Chapter summary
Vēluppiḷḷai Pirapākaraṉ (1954–2009) led a de facto state, which was defended between 1972 and 2009 by an urban guerrilla movement and, later, by a regular military force, which built institutions and advanced territorial control in the north and east of Sri Lanka. From 1987, the Liberation Tigers of Tamil Eelam (known as the LTTE or simply “Tamil Tigers”) saw itself as a national liberation movement with the right of self-determination, in accordance with UN A/Res/42/159. The LTTE was not recognized, however, as a state by the international community as it was not considered to comply with demands for human rights. The state of Sri Lanka regarded the LTTE as a creation of terrorists and denied that Īlattamils (supporters of the Tigers’ goal) had the right of self-determination.

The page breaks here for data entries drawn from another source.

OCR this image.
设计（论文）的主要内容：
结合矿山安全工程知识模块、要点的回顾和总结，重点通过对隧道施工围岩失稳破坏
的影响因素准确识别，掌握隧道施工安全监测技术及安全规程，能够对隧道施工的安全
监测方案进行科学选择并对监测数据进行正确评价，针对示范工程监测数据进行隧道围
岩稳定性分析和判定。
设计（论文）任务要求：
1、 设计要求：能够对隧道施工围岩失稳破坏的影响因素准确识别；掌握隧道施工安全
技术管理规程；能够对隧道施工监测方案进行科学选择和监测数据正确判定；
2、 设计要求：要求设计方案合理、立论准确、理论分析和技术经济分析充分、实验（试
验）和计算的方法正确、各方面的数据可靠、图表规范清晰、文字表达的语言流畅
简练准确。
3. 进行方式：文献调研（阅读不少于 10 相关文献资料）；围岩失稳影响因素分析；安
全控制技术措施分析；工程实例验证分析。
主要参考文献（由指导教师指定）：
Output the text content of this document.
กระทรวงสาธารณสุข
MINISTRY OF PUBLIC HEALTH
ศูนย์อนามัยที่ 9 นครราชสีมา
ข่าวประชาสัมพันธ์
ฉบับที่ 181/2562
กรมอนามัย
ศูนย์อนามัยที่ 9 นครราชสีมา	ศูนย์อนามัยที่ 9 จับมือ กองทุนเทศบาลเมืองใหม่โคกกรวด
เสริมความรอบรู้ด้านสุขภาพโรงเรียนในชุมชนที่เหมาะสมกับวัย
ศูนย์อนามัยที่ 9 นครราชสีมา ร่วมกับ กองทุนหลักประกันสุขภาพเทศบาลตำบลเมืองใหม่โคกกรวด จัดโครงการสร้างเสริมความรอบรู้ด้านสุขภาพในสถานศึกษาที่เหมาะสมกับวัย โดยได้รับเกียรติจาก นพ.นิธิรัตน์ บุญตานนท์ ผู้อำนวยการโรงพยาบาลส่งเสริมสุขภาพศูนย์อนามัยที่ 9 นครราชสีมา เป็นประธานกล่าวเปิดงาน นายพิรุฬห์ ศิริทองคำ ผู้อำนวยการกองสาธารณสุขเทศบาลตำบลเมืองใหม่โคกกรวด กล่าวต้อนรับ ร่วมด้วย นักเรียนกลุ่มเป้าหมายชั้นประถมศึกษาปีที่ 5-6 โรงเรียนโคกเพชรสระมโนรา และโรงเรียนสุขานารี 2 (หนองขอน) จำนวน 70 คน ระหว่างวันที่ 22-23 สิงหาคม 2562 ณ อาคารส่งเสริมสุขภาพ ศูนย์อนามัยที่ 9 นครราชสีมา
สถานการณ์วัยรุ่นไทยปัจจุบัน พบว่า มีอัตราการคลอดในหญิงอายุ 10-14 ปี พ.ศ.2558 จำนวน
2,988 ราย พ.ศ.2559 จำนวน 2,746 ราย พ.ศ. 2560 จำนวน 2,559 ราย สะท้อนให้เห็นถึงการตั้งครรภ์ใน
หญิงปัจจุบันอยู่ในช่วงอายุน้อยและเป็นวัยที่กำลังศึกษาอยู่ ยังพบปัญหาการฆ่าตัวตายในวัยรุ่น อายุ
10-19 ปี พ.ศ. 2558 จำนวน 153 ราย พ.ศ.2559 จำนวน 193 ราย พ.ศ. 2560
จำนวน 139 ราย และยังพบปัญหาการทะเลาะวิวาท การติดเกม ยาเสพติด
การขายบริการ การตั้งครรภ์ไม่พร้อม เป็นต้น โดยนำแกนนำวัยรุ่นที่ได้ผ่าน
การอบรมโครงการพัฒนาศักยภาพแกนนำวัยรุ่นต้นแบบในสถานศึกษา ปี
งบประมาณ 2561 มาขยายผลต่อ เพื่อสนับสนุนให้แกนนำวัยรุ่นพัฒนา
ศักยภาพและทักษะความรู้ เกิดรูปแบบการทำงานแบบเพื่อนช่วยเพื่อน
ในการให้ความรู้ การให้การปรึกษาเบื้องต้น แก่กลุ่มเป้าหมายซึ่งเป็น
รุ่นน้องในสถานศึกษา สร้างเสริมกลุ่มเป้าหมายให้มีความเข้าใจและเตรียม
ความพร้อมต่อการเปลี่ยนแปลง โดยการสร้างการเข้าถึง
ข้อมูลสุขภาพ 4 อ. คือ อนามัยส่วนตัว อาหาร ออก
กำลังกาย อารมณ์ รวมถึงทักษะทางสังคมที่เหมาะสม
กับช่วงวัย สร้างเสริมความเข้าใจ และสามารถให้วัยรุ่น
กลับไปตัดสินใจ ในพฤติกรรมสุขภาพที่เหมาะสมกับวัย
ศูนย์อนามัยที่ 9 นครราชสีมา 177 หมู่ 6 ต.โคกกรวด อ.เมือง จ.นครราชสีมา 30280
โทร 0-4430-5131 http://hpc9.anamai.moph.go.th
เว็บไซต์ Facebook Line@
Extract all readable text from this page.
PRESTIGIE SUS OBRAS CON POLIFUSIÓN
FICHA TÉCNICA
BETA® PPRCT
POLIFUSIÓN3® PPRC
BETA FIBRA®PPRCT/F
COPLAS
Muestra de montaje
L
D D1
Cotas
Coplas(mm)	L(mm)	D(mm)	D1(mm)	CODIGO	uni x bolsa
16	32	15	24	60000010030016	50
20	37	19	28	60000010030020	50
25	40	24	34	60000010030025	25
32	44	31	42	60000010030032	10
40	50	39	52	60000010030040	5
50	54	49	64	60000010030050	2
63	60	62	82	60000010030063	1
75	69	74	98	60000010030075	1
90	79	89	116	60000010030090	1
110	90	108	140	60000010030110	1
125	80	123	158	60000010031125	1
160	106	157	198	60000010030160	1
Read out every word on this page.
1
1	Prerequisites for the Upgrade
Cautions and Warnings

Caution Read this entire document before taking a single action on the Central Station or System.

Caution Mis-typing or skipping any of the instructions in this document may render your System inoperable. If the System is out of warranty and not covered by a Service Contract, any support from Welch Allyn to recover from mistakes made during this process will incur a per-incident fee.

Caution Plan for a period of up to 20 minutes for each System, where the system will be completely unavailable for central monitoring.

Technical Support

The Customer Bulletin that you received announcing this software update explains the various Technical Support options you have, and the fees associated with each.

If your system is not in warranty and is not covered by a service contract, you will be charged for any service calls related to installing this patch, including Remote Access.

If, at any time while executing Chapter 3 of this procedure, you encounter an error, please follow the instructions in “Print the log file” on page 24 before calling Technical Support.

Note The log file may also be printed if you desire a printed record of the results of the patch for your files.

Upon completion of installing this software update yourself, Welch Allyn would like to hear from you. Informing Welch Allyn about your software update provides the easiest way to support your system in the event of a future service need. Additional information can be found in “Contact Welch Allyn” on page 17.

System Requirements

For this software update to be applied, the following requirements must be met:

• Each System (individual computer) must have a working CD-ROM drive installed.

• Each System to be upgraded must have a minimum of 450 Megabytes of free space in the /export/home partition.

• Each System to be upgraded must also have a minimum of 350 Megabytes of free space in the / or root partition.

Furthermore, their fight to be recognized did not suit the geopolitical interests of other countries such as India and the United States.
Vēluppiḷḷai Pirapākaraṉ died in armed struggle against the Sri Lanka Armed Forces on May 18, 2009 in Muḷḷivāykkāl, where the LTTE was destroyed, but a transnational resistance movement against the Government of Sri Lanka (GoSL) has remained in place, which strives by political means for the recognition by the UN of the right of self-determination for Īlattamils in the north and east of Sri Lanka.
This paper argues that religion was, and is, of no concern for the Tamil Tiger Movement. Vēluppiḷḷai Pirapākaraṉ’s rationale for negotiating and fighting for secession was the concept of a universal right to self-determination for people like the Īlattamils. After failed negotiations to establish this right against the will of the GoSL, India, and the rest of the world, Vēluppiḷḷai Pirapākaraṉ guided his cadres in armed struggle by teaching a nonreligious, political, and martial martyrology.